In brief, Montanus believed himself to be a prophet of god and that women could also be bishops and presbyters. Where much of early Christian theology diminished the power and presence of women within religion, Montanus’ sought to keep it.

It’s also interesting to note a rather prominent example of a Pagan religion that Christianity and former followers of other religions attempting to adopt and add in their beliefs. Like Montanus equating Jesus with Attis and the celebrating of Easter with the resurrection of Jesus during Holy Week, the days between Good Friday and Easter is also the same period that Hilaria, observing and celebrating Attis’ resurrection was held.

Very interesting…

Rhea – Greek Goddess

Just as Cybele is the Great Mother of the Roman Pantheon, Rhea, her Grecian counterpart is the Great Mother of the Greek Pantheon of Gods. Thanks greatly to the influence of the Romans, many people will identify and equate Cybele with Rhea.

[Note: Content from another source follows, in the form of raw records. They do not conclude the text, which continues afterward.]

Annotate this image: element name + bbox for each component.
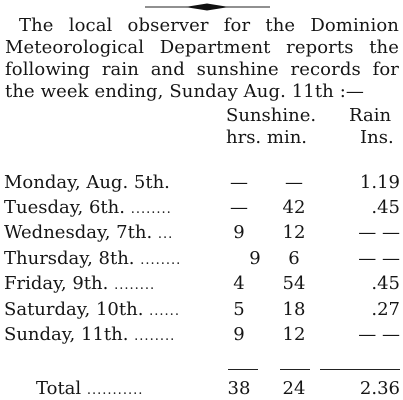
- hours-cell: 4: [233, 273, 245, 294]
- sunshine-header: Sunshine.: [226, 105, 317, 126]
- table-row: [0, 324, 403, 346]
- day-label: Saturday, 10th. ......: [4, 299, 180, 320]
- hours-cell: 9: [249, 248, 261, 269]
- total-label: Total ...........: [36, 378, 144, 399]
- minutes-cell: —: [285, 172, 303, 193]
- table-row: [0, 172, 403, 194]
- sum-rule-rain: [320, 369, 400, 370]
- minutes-cell: 42: [282, 197, 306, 218]
- intro-line: The local observer for the Dominion: [19, 15, 399, 36]
- hours-cell: 9: [233, 324, 245, 345]
- intro-line: Meteorological Department reports the: [5, 37, 399, 58]
- rain-cell: .45: [371, 273, 400, 294]
- total-hours: 38: [227, 378, 251, 399]
- rain-cell: — —: [358, 222, 400, 243]
- hrs-min-header: hrs. min.: [226, 127, 308, 148]
- rain-cell: 1.19: [359, 172, 400, 193]
- ornamental-rule: [145, 3, 270, 11]
- day-label: Sunday, 11th. ........: [4, 324, 176, 345]
- minutes-cell: 12: [282, 324, 306, 345]
- minutes-cell: 6: [288, 248, 300, 269]
- day-label: Wednesday, 7th. ...: [4, 222, 174, 243]
- table-row: [0, 222, 403, 244]
- hours-cell: —: [230, 197, 248, 218]
- rain-cell: — —: [358, 324, 400, 345]
- minutes-cell: 54: [282, 273, 306, 294]
- total-row: [0, 378, 403, 400]
- rain-cell: .45: [371, 197, 400, 218]
- table-row: [0, 197, 403, 219]
- rain-header: Rain: [349, 105, 392, 126]
- total-rain: 2.36: [359, 378, 400, 399]
- day-label: Tuesday, 6th. ........: [4, 197, 172, 218]
- sum-rule-minutes: [280, 369, 310, 370]
- rain-cell: .27: [371, 299, 400, 320]
- day-label: Thursday, 8th. ........: [4, 248, 182, 269]
- hours-cell: 9: [233, 222, 245, 243]
- intro-line: the week ending, Sunday Aug. 11th :—: [5, 81, 364, 102]
- day-label: Monday, Aug. 5th.: [4, 172, 170, 193]
- table-row: [0, 299, 403, 321]
- minutes-cell: 12: [282, 222, 306, 243]
- rain-cell: — —: [358, 248, 400, 269]
- sum-rule-hours: [228, 369, 258, 370]
- total-minutes: 24: [282, 378, 306, 399]
- hours-cell: 5: [233, 299, 245, 320]
- intro-paragraph: [5, 15, 399, 103]
- day-label: Friday, 9th. ........: [4, 273, 156, 294]
- table-row: [0, 273, 403, 295]
- minutes-cell: 18: [282, 299, 306, 320]
- intro-line: following rain and sunshine records for: [5, 59, 399, 80]
- hours-cell: —: [230, 172, 248, 193]
- ins-header: Ins.: [360, 127, 394, 148]
- table-row: [0, 248, 403, 270]
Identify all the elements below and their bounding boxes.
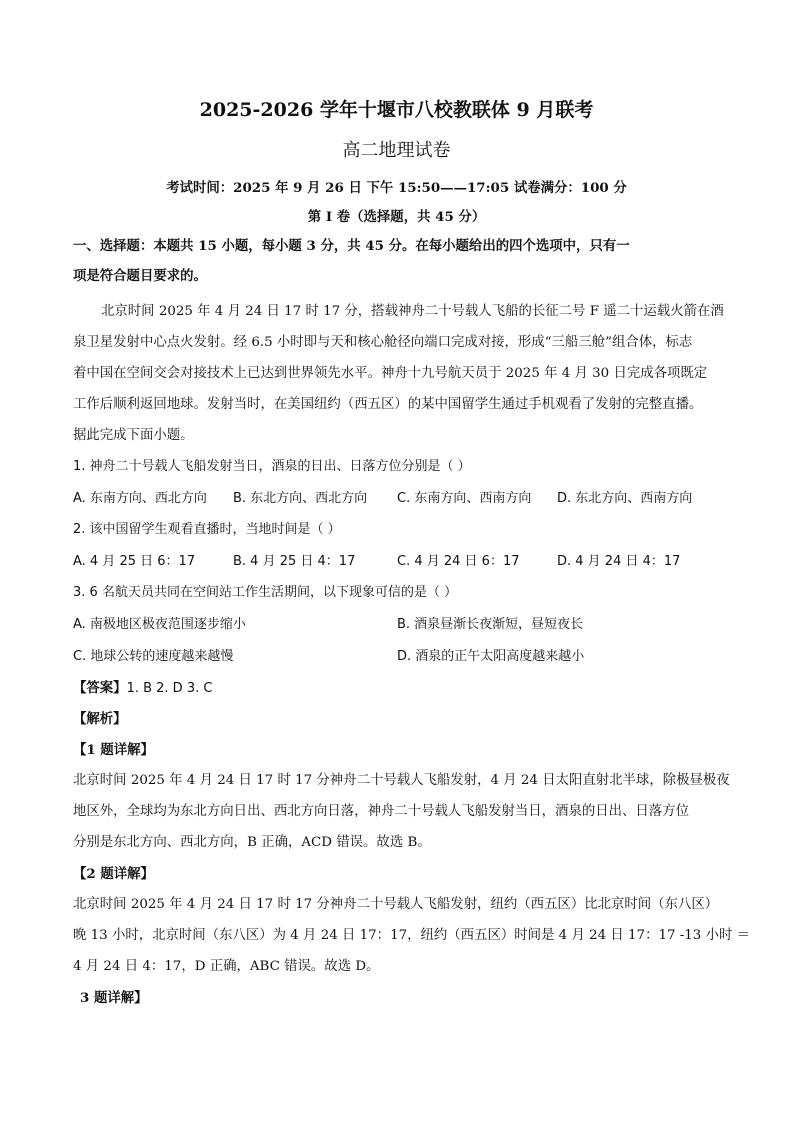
detail-2-line-3: 4 月 24 日 4：17，D 正确，ABC 错误。故选 D。 xyxy=(73,959,380,974)
passage-line-1: 北京时间 2025 年 4 月 24 日 17 时 17 分，搭载神舟二十号载人飞船的长征二号 F 遥二十运载火箭在酒 xyxy=(101,304,724,319)
question-3-option-b: B. 酒泉昼渐长夜渐短，昼短夜长 xyxy=(397,617,584,632)
section-instructions-line-1: 一、选择题：本题共 15 小题，每小题 3 分，共 45 分。在每小题给出的四个选项中，只有一 xyxy=(73,238,630,254)
question-1-option-c: C. 东南方向、西南方向 xyxy=(397,491,532,506)
question-2-stem: 2. 该中国留学生观看直播时，当地时间是（ ） xyxy=(73,522,341,537)
exam-title: 2025-2026 学年十堰市八校教联体 9 月联考 xyxy=(199,99,594,121)
question-1-option-b: B. 东北方向、西北方向 xyxy=(233,491,368,506)
detail-1-line-2: 地区外，全球均为东北方向日出、西北方向日落，神舟二十号载人飞船发射当日，酒泉的日出、日落方位 xyxy=(73,804,689,819)
question-3-option-d: D. 酒泉的正午太阳高度越来越小 xyxy=(397,649,585,664)
volume-heading: 第 I 卷（选择题，共 45 分） xyxy=(307,209,486,225)
detail-1-line-3: 分别是东北方向、西北方向，B 正确，ACD 错误。故选 B。 xyxy=(73,835,431,850)
question-3-option-c: C. 地球公转的速度越来越慢 xyxy=(73,649,234,664)
question-2-option-b: B. 4 月 25 日 4：17 xyxy=(233,554,356,569)
passage-line-5: 据此完成下面小题。 xyxy=(73,428,194,443)
answer-label: 【答案】 xyxy=(73,680,127,696)
detail-2-line-1: 北京时间 2025 年 4 月 24 日 17 时 17 分神舟二十号载人飞船发射，纽约（西五区）比北京时间（东八区） xyxy=(73,897,719,912)
question-1-option-d: D. 东北方向、西南方向 xyxy=(557,491,693,506)
exam-info: 考试时间：2025 年 9 月 26 日 下午 15:50——17:05 试卷满分：100 分 xyxy=(166,180,627,196)
passage-line-3: 着中国在空间交会对接技术上已达到世界领先水平。神舟十九号航天员于 2025 年 4 月 30 日完成各项既定 xyxy=(73,366,708,381)
question-1-stem: 1. 神舟二十号载人飞船发射当日，酒泉的日出、日落方位分别是（ ） xyxy=(73,459,471,474)
passage-line-4: 工作后顺利返回地球。发射当时，在美国纽约（西五区）的某中国留学生通过手机观看了发射的完整直播。 xyxy=(73,397,703,412)
detail-1-line-1: 北京时间 2025 年 4 月 24 日 17 时 17 分神舟二十号载人飞船发射，4 月 24 日太阳直射北半球，除极昼极夜 xyxy=(73,773,730,788)
answer-text: 1. B 2. D 3. C xyxy=(126,681,213,696)
question-3-stem: 3. 6 名航天员共同在空间站工作生活期间，以下现象可信的是（ ） xyxy=(73,585,458,600)
question-1-option-a: A. 东南方向、西北方向 xyxy=(73,491,207,506)
question-2-option-c: C. 4 月 24 日 6：17 xyxy=(397,554,520,569)
question-2-option-a: A. 4 月 25 日 6：17 xyxy=(73,554,196,569)
analysis-label: 【解析】 xyxy=(73,711,127,727)
question-3-option-a: A. 南极地区极夜范围逐步缩小 xyxy=(73,617,246,632)
detail-1-label: 【1 题详解】 xyxy=(73,742,154,758)
section-instructions-line-2: 项是符合题目要求的。 xyxy=(73,268,207,284)
detail-2-label: 【2 题详解】 xyxy=(73,866,154,882)
exam-subtitle: 高二地理试卷 xyxy=(342,140,451,161)
detail-2-line-2: 晚 13 小时，北京时间（东八区）为 4 月 24 日 17：17，纽约（西五区）时间是 4 月 24 日 17：17 -13 小时 ＝ xyxy=(73,928,751,943)
detail-3-label: 3 题详解】 xyxy=(80,990,148,1006)
passage-line-2: 泉卫星发射中心点火发射。经 6.5 小时即与天和核心舱径向端口完成对接，形成“三船三舱”组合体，标志 xyxy=(73,335,693,350)
answer-line xyxy=(73,678,721,699)
question-2-option-d: D. 4 月 24 日 4：17 xyxy=(557,554,681,569)
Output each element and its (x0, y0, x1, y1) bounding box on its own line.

The Romans were famous for subsuming many deities in their conquest across Europe, particularly the Mediterranean area, and identifying their gods with those of a conquered culture. The most famous being the Greeks, where many deities were renamed to those of Roman gods. Prominent examples like Zeus and Jupiter, Hera and Juno, Ares and Mars and so on down the line.

With the Hellenization of Latin literature, many Greek writers and even Roman writers rewrote and intertwined the myths of these two deities so that would virtually become one and the same. As the centuries have passed, the tradition of accepting both of these goddesses as one and the same has become generally accepted. Just that there are still some differences that separate the two.

Rhea’s best known story is with the birth of the Olympian gods. Cronus fearing that a son of his would kill him and take over, devoured all of his children as they were born. Rhea managed to rescue her youngest son, Zeus by tricking Cronus into swallowing a rock. She hid Zeus in the Dictean Cave in Crete. Zeus, after growing up, succeeded at overthrowing Cronus and rescuing his siblings.

Like Cybele, Rhea can help in easing the pain of childbirth and soothe the pain and difficulties that come with menstruation.